(Cop. duma carta para Pretoria)
L. do D.
"Eu tenho passado bem de saúde e o espirito tem estado curiosamente menos mal-disposto. Ainda assim uma vaga inquietação anda a torturar-me, uma cousa a que eu não posso chamar senão uma comichão intellectual, como se eu fosse ter bexigas na alma. É só nesta linguagem absurda que eu lhe posso descrever o que sinto. Tudo isto, porém, não se aparenta propriamente com aquelles estados tristes de espirito, de que às vezes lhe fallo, e em que a tristeza é caracterisadamente uma tristeza sem causa. Este meu estado de alma actual tem uma causa. Em torno a mim está-se tudo afastando e desmoronando. Não emprego estes dois verbos no sentido entristecedor. Quero apenas dizer que na gente com quem lido se estão dando, ou se vão dar, mudanças, acabares de periodos de vida, e que tudo isto — como a um velho que vê morrerem em seu redór os seus companheiros de infancia, a sua morte parece proxima — me suggere não sei de que mysteriosa maneira, que a minha deve, vae, mudar também. Repare que eu não creio que esta mudança vá ser para peor; creio o contrario. Mas é uma mudança, e para mim mudar, passar de uma cousa para ser outra, é uma morte parcial; morre qualquér cousa de nós, e a tristeza do que morre e do que passa não pode deixar de nos roçar pela alma.

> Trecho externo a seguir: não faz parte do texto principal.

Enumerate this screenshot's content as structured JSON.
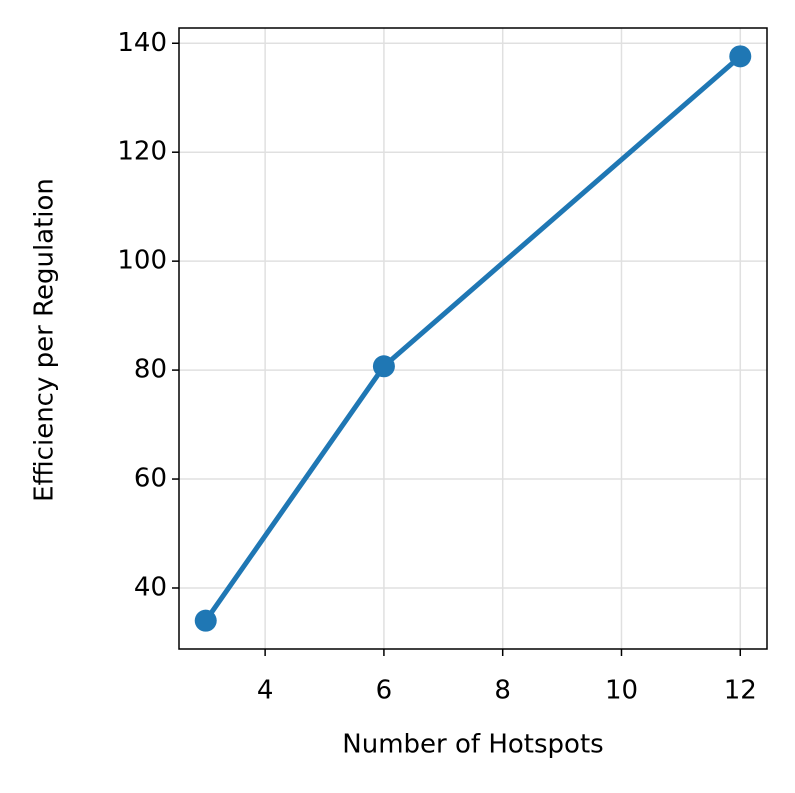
{
  "chart_data": {
    "type": "line",
    "x_label": "Number of Hotspots",
    "y_label": "Efficiency per Regulation",
    "x": [
      3,
      6,
      12
    ],
    "series": [
      {
        "color": "#1f77b4",
        "values": [
          34.0,
          80.7,
          137.6
        ]
      }
    ],
    "xlim": [
      2.55,
      12.45
    ],
    "xticks": [
      4,
      6,
      8,
      10,
      12
    ],
    "ylim": [
      28.8,
      142.8
    ],
    "yticks": [
      40,
      60,
      80,
      100,
      120,
      140
    ],
    "grid": true
  }
}
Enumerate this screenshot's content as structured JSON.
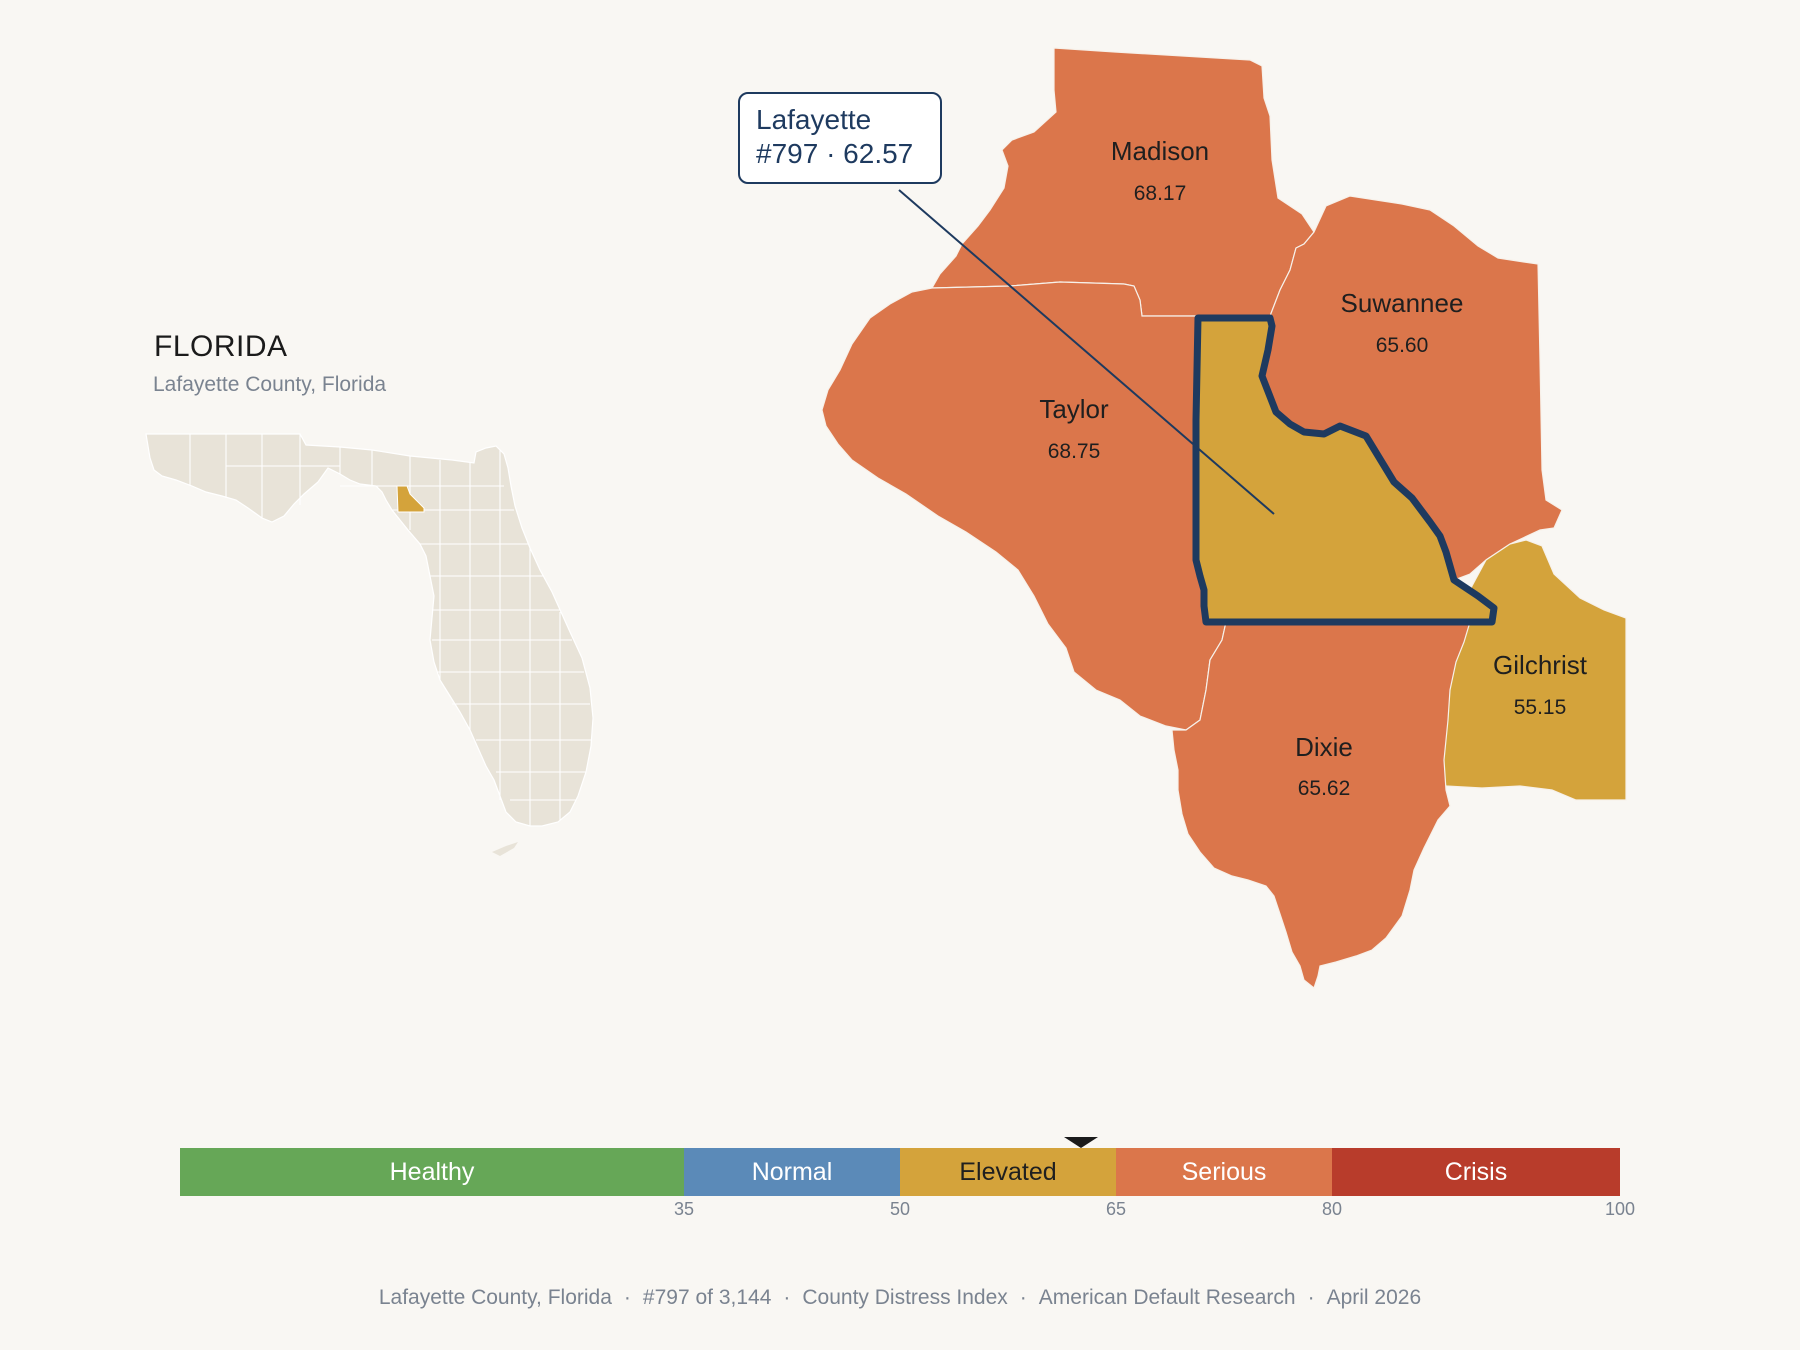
{
  "state": {
    "title": "FLORIDA",
    "subtitle": "Lafayette County, Florida"
  },
  "colors": {
    "healthy": "#66a757",
    "normal": "#5b8ab8",
    "elevated": "#d4a33b",
    "serious": "#db764b",
    "crisis": "#b83c2b",
    "highlight_border": "#1e3a5f",
    "state_fill": "#e8e3d8"
  },
  "callout": {
    "name": "Lafayette",
    "detail": "#797 · 62.57"
  },
  "counties": [
    {
      "name": "Madison",
      "score": "68.17",
      "category": "serious"
    },
    {
      "name": "Suwannee",
      "score": "65.60",
      "category": "serious"
    },
    {
      "name": "Taylor",
      "score": "68.75",
      "category": "serious"
    },
    {
      "name": "Lafayette",
      "score": "62.57",
      "category": "elevated",
      "highlighted": true
    },
    {
      "name": "Gilchrist",
      "score": "55.15",
      "category": "elevated"
    },
    {
      "name": "Dixie",
      "score": "65.62",
      "category": "serious"
    }
  ],
  "scale": {
    "marker_value": 62.57,
    "segments": [
      {
        "label": "Healthy",
        "from": 0,
        "to": 35,
        "color": "#66a757"
      },
      {
        "label": "Normal",
        "from": 35,
        "to": 50,
        "color": "#5b8ab8"
      },
      {
        "label": "Elevated",
        "from": 50,
        "to": 65,
        "color": "#d4a33b"
      },
      {
        "label": "Serious",
        "from": 65,
        "to": 80,
        "color": "#db764b"
      },
      {
        "label": "Crisis",
        "from": 80,
        "to": 100,
        "color": "#b83c2b"
      }
    ],
    "ticks": [
      "35",
      "50",
      "65",
      "80",
      "100"
    ]
  },
  "footer": [
    "Lafayette County, Florida",
    "#797 of 3,144",
    "County Distress Index",
    "American Default Research",
    "April 2026"
  ]
}
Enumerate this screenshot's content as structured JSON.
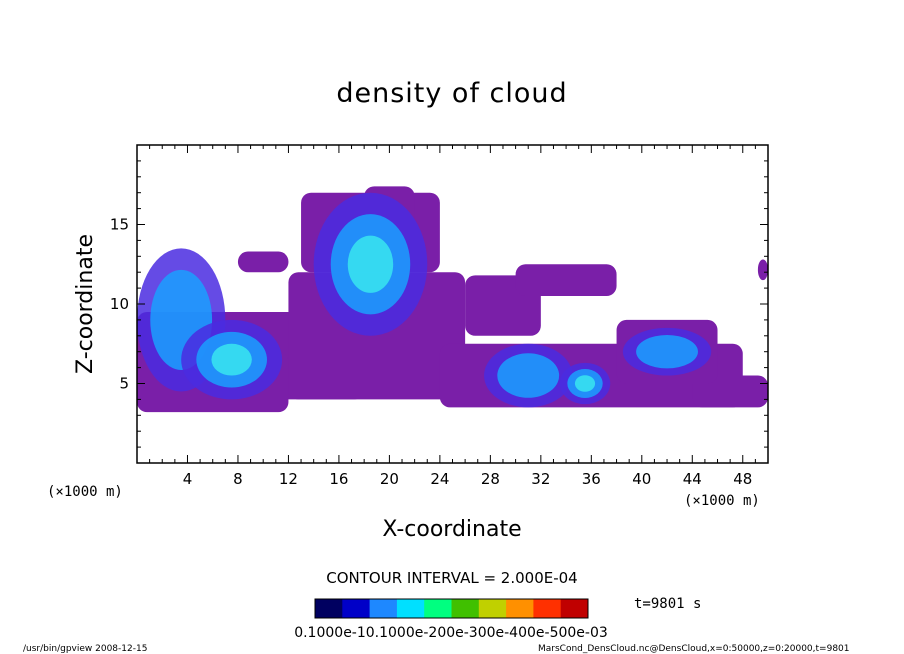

Veja: Amanhã vae para — não a, mas para — Paris o meu maior e mais intimo amigo. A tia Annica (veja a carta della) não é improvável que vá breve para a Suissa com a filha, casada então. Vae para a Galliza, para lá estar bastante tempo, um outro rapaz muito meu amigo. Passa a viver no Porto um outro rapaz que é, depois do primeiro que lhe citei, o meu amigo mais proximo. Assim, em meu redor humano, tudo se organiza (ou se desorganiza) de modo a ir-me, não sei se isolando, não sei se chamando para um novo caminho que não vejo. Mesmo a circunstância de eu ir publicar um livro vem alterar a minha vida. Perco uma cousa — o ser inedito. E assim mudar para melhor, porque mudar é mau, é sempre mudar para peor. E perder um defeito, ou uma deficiencia, ou uma negação, sempre é perder. Imagine a Mamã como não viverá, de dolorosas sensações quotidianas, uma creatura que sente desta maneira!
Que serei eu daqui a dez annos — de aqui a cinco annos, mesmo? Os meus amigos dizem-me que eu serei um dos maiores poetas contemporaneos — dizem-o vendo o que eu tenho já feito, não o que poderei fazer (se não eu não citava o que elles dizem...) Mas sei eu ao certo o que isso, mesmo que se realize, significa? Sei eu a que isso sabe? Talvez a gloria saiba a morte e a inutilidade, e o triunfo cheire a podridão."